June in Saddleworth is going be very full. At the start of the month is the Come and See Arts Trail. Works of art will be on display in Saddleworth churches. Details can be found in most churches. Churches will be open from 1-4pm for people to visit during the week beginning 6th June. Another event that will be occurring over the weekend (including June 6th.) is a flower festival at St Chad’s to mark 800 years of Christianity in Saddleworth. Members of Uppermill Methodist Church are contributing a display on themes surrounding John Wesley.
Each year on May 24th the Methodist Church marks John Wesley’s ‘warming of his heart’ (conversion), the day when Wesley knew for himself that Jesus had forgiven him. This experience gave Wesley the assurance to share the good news about Jesus throughout the British Isles.
What then are the qualities that Methodists celebrate in John Wesley’s life? Firstly, through his conversion experience in 1738 he discovered that we are saved through God’s grace (unearned love) and that this is not our own doing but God’s free gift. This message he took all round England, preaching to many different sorts of people, travelling in the process a distance equivalent to twice round the world, mostly on horseback.
Secondly, he was a good organiser – using the gifts of ordinary people in leading and running the Methodist groups. The nickname Methodist came from the very organised way in which John Wesley and his friends in Oxford practised their faith. Many of the people who became his house-group leaders and lay preachers were ordinary people whom the church of that time chose to ignore. We still have much to learn in the way we value every member of our church communities and encourage them to use their differing gifts for God’s work. Wesley expected much of these people, in particular requiring preachers to do extensive reading for their training and preparation.
Thirdly, John Wesley was somebody who had his eye on some of the great issues of that time. He was one of the earliest campaigners for the abolition of the slave trade. Amongst all these things he found time to write not only his sermons, many of which have been collected, but also a detailed daily journal, a book on the New Testament and a book called the Primitive Physick.

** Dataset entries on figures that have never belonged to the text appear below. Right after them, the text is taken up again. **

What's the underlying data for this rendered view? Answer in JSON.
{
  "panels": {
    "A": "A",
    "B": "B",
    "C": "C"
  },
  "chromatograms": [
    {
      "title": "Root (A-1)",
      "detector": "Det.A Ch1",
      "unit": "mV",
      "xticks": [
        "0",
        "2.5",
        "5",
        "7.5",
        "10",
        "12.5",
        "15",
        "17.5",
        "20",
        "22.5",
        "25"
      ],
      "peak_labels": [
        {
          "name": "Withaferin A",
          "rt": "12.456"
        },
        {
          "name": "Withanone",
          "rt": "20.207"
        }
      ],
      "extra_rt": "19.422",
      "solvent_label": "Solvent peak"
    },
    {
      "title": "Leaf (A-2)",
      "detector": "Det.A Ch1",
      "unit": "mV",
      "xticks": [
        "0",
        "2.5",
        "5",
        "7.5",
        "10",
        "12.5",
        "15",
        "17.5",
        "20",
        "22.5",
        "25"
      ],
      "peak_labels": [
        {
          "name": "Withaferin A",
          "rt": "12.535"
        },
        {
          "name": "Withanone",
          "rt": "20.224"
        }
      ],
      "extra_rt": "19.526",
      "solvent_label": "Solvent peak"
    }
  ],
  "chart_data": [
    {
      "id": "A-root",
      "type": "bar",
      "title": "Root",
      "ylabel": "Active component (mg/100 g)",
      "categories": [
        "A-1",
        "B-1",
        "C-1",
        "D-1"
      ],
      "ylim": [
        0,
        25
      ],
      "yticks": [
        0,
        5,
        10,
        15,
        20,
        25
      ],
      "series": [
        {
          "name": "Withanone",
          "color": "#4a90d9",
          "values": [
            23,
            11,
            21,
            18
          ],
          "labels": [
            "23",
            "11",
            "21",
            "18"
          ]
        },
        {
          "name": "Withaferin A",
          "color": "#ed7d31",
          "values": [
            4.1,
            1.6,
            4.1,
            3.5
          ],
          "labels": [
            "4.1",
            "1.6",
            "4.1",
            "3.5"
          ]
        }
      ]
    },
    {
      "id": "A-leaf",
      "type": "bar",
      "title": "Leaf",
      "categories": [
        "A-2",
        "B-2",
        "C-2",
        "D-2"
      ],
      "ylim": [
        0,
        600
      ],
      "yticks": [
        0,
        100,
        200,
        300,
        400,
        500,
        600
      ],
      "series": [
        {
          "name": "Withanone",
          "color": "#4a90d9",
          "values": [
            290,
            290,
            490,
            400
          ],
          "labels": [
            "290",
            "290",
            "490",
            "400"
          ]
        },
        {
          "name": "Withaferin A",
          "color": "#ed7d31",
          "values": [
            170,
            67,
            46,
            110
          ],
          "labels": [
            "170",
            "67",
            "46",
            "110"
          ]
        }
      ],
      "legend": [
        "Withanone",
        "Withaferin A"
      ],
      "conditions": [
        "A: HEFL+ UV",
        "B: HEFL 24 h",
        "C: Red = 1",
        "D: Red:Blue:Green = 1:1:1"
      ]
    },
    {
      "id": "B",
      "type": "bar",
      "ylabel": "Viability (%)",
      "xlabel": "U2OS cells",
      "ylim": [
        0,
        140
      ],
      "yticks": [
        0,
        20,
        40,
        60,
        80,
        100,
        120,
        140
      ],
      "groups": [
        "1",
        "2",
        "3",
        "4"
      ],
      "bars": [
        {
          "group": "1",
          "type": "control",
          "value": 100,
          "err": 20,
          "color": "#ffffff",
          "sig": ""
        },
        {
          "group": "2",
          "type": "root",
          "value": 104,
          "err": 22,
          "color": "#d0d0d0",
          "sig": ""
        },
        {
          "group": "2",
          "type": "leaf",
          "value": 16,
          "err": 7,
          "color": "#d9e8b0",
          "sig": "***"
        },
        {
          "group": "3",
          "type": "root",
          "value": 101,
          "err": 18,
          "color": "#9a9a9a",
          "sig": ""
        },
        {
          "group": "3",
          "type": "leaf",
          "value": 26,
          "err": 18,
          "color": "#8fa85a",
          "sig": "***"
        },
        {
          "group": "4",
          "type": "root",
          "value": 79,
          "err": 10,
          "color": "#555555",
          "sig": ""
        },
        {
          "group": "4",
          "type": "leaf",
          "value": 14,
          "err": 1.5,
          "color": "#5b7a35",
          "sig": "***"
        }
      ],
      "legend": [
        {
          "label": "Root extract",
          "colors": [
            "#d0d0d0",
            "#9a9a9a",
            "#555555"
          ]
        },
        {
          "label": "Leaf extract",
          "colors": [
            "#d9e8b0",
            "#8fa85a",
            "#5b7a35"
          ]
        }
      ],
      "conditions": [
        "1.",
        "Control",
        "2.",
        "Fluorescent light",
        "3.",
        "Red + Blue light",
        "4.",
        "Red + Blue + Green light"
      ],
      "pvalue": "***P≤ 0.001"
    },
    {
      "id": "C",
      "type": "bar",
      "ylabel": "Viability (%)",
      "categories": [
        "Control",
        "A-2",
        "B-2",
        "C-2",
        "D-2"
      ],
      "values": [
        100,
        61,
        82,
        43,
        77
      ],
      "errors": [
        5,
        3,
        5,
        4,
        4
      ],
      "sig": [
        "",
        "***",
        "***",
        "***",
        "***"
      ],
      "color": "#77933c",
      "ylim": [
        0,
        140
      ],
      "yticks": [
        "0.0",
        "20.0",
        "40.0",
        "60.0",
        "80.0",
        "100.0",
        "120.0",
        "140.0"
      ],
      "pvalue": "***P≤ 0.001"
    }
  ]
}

Wesley was a remarkable person in many ways but unlike his brother Charles, the hymn writer, he never had a happy home life. It was also a great sadness to him, as he got older, that the then Church of England would not ordain any of his preachers. This led him to ordain some of his preachers himself, which prepared the way for the Methodist movement to become an independent church after he died; something John Wesley had never set out to do. I believe that this Methodist witness is a rich inheritance and has much still to offer present-day Christians.